The Sea is My Brother is author and poet Jack Kerouac‘s first novel, written in 1942 after his eight day stint as a sailor for the US Merchant Marines. Kerouac considered it to be a complete waste of time, and never sent the manuscript to publishers. In 1992, Kerouac’s brother-in-law discovered the manuscript sketches amongst the author’s papers. The novel remained unpublished until 2011. The novel is short, a mere one-hundred and fifty-eight pages, but when Kerouac’s style is considered, brevity doesn’t necessarily mean a simple read.

The chief struggle of the protagonist is whether or not he is capable of leaving a world of ideas and philosophical musings for one that puts those ideas into practice.
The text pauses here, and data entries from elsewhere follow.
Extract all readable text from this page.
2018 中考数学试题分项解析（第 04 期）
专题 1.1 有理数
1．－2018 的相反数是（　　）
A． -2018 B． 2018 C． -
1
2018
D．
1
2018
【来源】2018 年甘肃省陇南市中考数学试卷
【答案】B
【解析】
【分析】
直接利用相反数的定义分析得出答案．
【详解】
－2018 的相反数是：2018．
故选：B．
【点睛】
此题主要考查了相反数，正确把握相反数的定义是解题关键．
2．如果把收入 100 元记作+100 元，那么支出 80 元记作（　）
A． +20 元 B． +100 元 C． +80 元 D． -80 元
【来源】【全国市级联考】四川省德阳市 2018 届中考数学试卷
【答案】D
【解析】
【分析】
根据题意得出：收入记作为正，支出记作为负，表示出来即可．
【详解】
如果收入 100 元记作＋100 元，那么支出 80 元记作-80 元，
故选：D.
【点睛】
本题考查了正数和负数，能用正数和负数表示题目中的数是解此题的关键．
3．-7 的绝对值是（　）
William Everhart spent the past six years living the life of a scholar in the English classroom involved in “a serious study of life and strove to understand it rather than accept it with an idiot’s afterthought, if any at all.” Upon a chance encounter, he meets Wesley Martin, a current member of the US Merchant Marines. If Everhart is an elitist intellectual, Martin is his introspective, experience-driven foil. These two people reflect aspects of Kerouac’s own personality, philosopher and realist. Neither character wins out over the other in the end. The novel ends abruptly, with no closure on Everhart’s existential wrestling. The reader is left wondering if Everhart embraced the life of the merchant, or if he went back to being an assistant lecturer, safe in his books and philosophers. His long-winded diatribes isolate him because either the reader wants Everhart to finish talking, or does not particularly care for what he is waxing on about: “‘[A]s a matter of fact, he’s an iconoclastic neo-Machiavellian materialist,’ cooed Bill. Danny glanced askance: ‘Am I supposed to know what that mean?’ Bill flushed.”